EXPRESSINDONEWS-- Di tengah hiruk-pikuk aktivitas UMKM Kampung Cina, Kota Manado, muncul satu nama yang kini menjadi simbol keberanian dan perlawanan terhadap ketidakadilan. Ia adalah Ananta Prince (Rahmat Manoppo), seorang pelaku UMKM yang memilih berdiri tegak ketika banyak lainnya memilih diam.
Ananta bukan hanya berjualan di kawasan UMKM Kampung Cina, tetapi juga menjadi garda terdepan dalam menolak kenaikan iuran sepihak yang diberlakukan oleh pihak yang diduga sebagai pengelola ilegal. Kenaikan iuran yang mencapai Rp1,3 juta bagi pelaku usaha makanan dan minuman dinilai tidak masuk akal, tanpa dasar hukum, serta tanpa transparansi yang jelas.
Perjuangan itu bermula dari sebuah postingan curahan hati di media sosial. Dalam unggahannya, Ananta secara terbuka membeberkan kronologi yang ia alami—mulai dari kebingungannya atas besaran iuran, hingga keberaniannya mempertanyakan ke mana uang tersebut disetorkan. Namun alih-alih mendapat penjelasan, jawaban yang diterima justru menambah kecurigaan.
“Kalian tidak perlu tahu uang itu ke mana,” demikian pernyataan pihak pengelola yang diterima Ananta. Kalimat singkat itu menjadi titik balik. Sebuah jawaban yang justru menegaskan adanya persoalan serius dalam tata kelola UMKM Kampung Cina.
Keberanian Ananta mempertanyakan iuran tersebut berbuntut panjang. Ia diusir dari lokasi berjualan, sebuah konsekuensi pahit yang harus diterima karena memilih bersuara. Awalnya, langkah Ananta diiringi dukungan rekan-rekan sesama pelaku UMKM. Namun seiring waktu berjalan, satu per satu mundur. Ketakutan akan bernasib sama—terusir dari lokasi usaha—membuat Ananta akhirnya harus berjuang sendirian.
Meski demikian, Ananta tidak mundur. Ia tetap berdiri pada prinsip, bahwa pelaku UMKM berhak mendapatkan kejelasan, keadilan, dan perlindungan. Perjuangan yang tampak sunyi itu akhirnya berbuah manis.
DPRD Kota Manado melalui Komisi II turun tangan. Konflik yang mencuat di ruang publik mendorong wakil rakyat untuk bertindak cepat dan tegas. Hearing pun digelar, mempertemukan kedua belah pihak guna mengurai akar persoalan dan mencari solusi yang adil.

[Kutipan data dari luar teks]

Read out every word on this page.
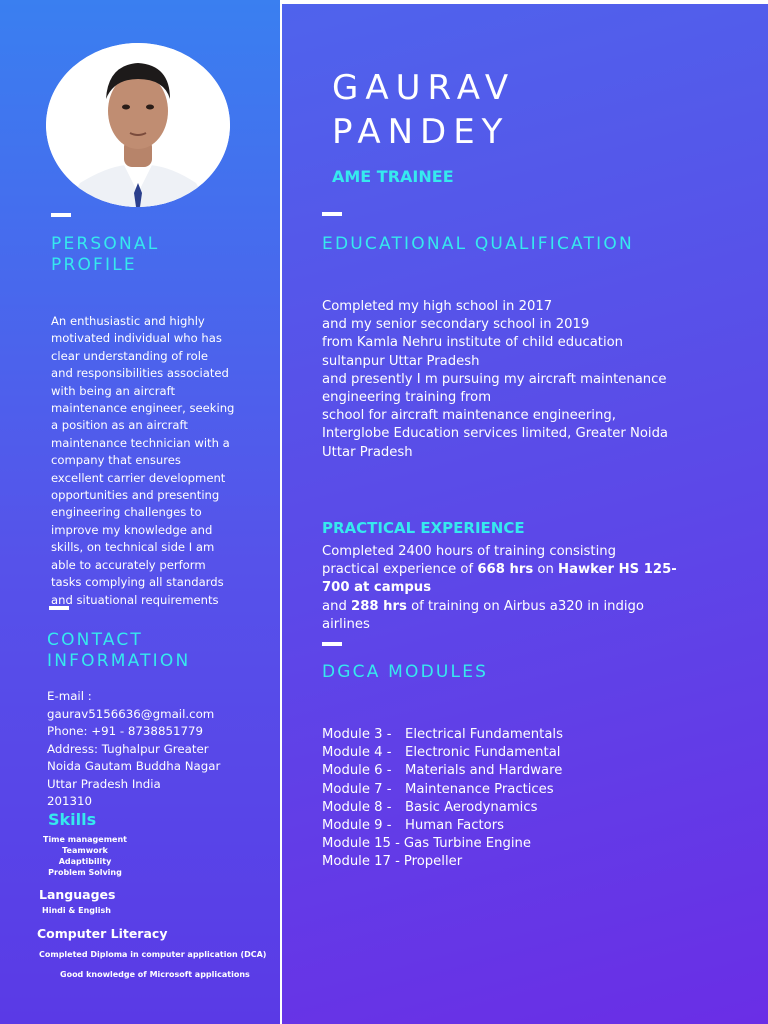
PERSONAL
PROFILE
An enthusiastic and highly
motivated individual who has
clear understanding of role
and responsibilities associated
with being an aircraft
maintenance engineer, seeking
a position as an aircraft
maintenance technician with a
company that ensures
excellent carrier development
opportunities and presenting
engineering challenges to
improve my knowledge and
skills, on technical side I am
able to accurately perform
tasks complying all standards
and situational requirements
CONTACT
INFORMATION
E-mail :
gaurav5156636@gmail.com
Phone: +91 - 8738851779
Address: Tughalpur Greater
Noida Gautam Buddha Nagar
Uttar Pradesh India
201310
Skills
Time management
Teamwork
Adaptibility
Problem Solving
Languages
Hindi & English
Computer Literacy
Completed Diploma in computer application (DCA)
Good knowledge of Microsoft applications
GAURAV
PANDEY
AME TRAINEE
EDUCATIONAL QUALIFICATION
Completed my high school in 2017
and my senior secondary school in 2019
from Kamla Nehru institute of child education
sultanpur Uttar Pradesh
and presently I m pursuing my aircraft maintenance
engineering training from
school for aircraft maintenance engineering,
Interglobe Education services limited, Greater Noida
Uttar Pradesh
PRACTICAL EXPERIENCE
Completed 2400 hours of training consisting
practical experience of 668 hrs on Hawker HS 125-
700 at campus
and 288 hrs of training on Airbus a320 in indigo
airlines
DGCA MODULES
Module 3 -	Electrical Fundamentals
Module 4 -	Electronic Fundamental
Module 6 -	Materials and Hardware
Module 7 -	Maintenance Practices
Module 8 -	Basic Aerodynamics
Module 9 -	Human Factors
Module 15 - Gas Turbine Engine
Module 17 - Propeller
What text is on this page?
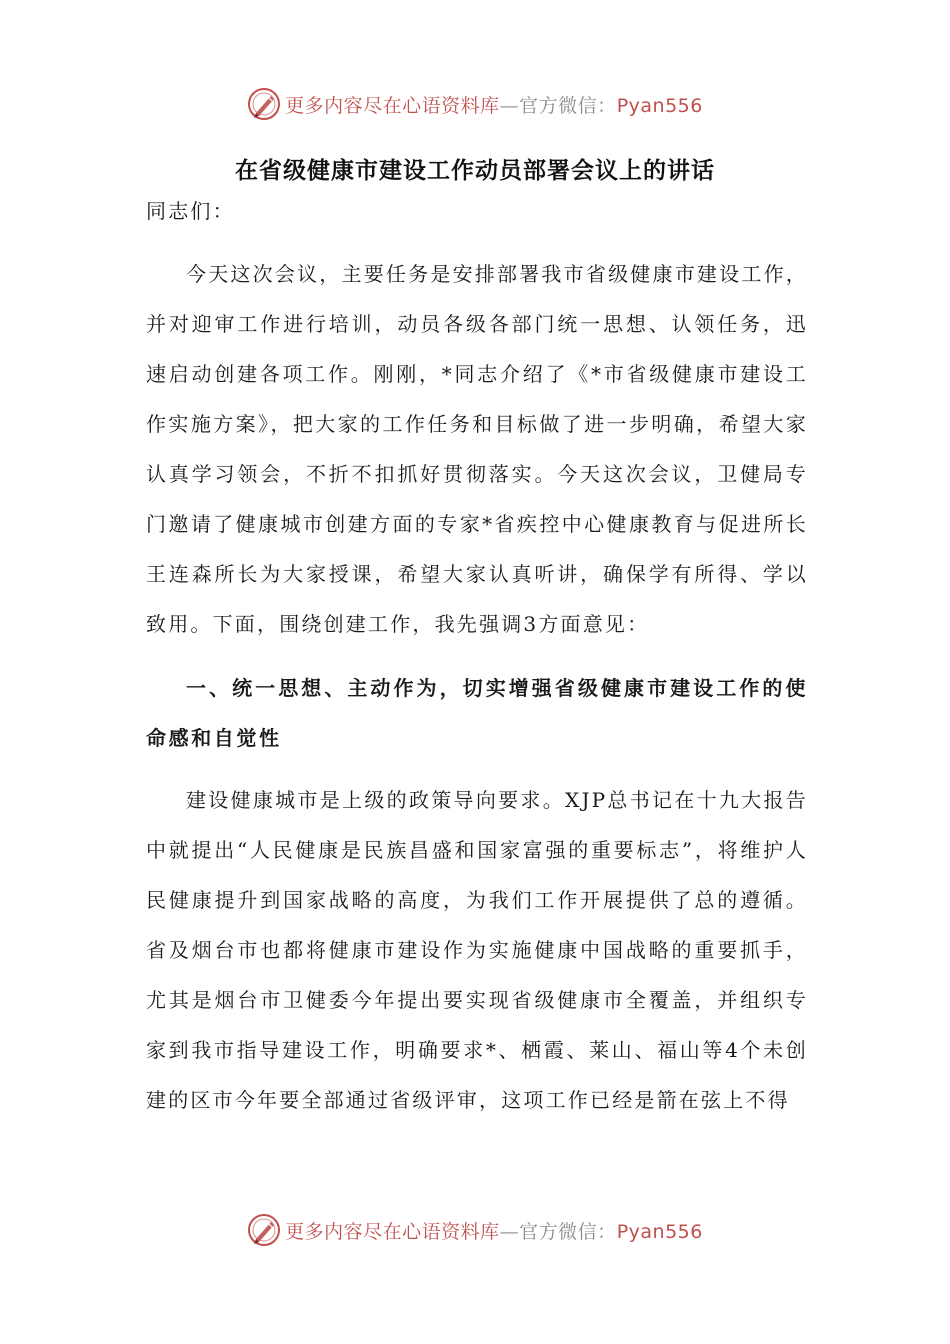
更多内容尽在心语资料库—官方微信：Pyan556
在省级健康市建设工作动员部署会议上的讲话

同志们：

今天这次会议，主要任务是安排部署我市省级健康市建设工作，并对迎审工作进行培训，动员各级各部门统一思想、认领任务，迅速启动创建各项工作。刚刚，*同志介绍了《*市省级健康市建设工作实施方案》，把大家的工作任务和目标做了进一步明确，希望大家认真学习领会，不折不扣抓好贯彻落实。今天这次会议，卫健局专门邀请了健康城市创建方面的专家*省疾控中心健康教育与促进所长王连森所长为大家授课，希望大家认真听讲，确保学有所得、学以致用。下面，围绕创建工作，我先强调3方面意见：

一、统一思想、主动作为，切实增强省级健康市建设工作的使命感和自觉性

建设健康城市是上级的政策导向要求。XJP总书记在十九大报告中就提出“人民健康是民族昌盛和国家富强的重要标志”，将维护人民健康提升到国家战略的高度，为我们工作开展提供了总的遵循。省及烟台市也都将健康市建设作为实施健康中国战略的重要抓手，尤其是烟台市卫健委今年提出要实现省级健康市全覆盖，并组织专家到我市指导建设工作，明确要求*、栖霞、莱山、福山等4个未创建的区市今年要全部通过省级评审，这项工作已经是箭在弦上不得

更多内容尽在心语资料库—官方微信：Pyan556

Fakta demi fakta pun terungkap. Dari hasil penelusuran, diketahui bahwa uang iuran yang dikumpulkan pihak pengelola ternyata digunakan untuk menggaji diri mereka sendiri. Sebuah temuan yang membenarkan kegelisahan dan kecurigaan Ananta sejak awal.
Kini, perjuangan Ananta Prince bukan sekadar soal iuran. Ia telah menjelma menjadi simbol perlawanan UMKM kecil terhadap praktik pengelolaan yang tidak transparan. Dalam kesendirian, ia memilih jujur. Dalam tekanan, ia memilih berani.
Ananta membuktikan bahwa satu suara, jika dilandasi kebenaran dan keberanian, mampu menggugah perhatian banyak pihak—bahkan hingga ke gedung dewan. Sebuah pelajaran berharga bahwa keadilan sering kali lahir dari keberanian orang-orang biasa yang menolak tunduk pada ketidakadilan.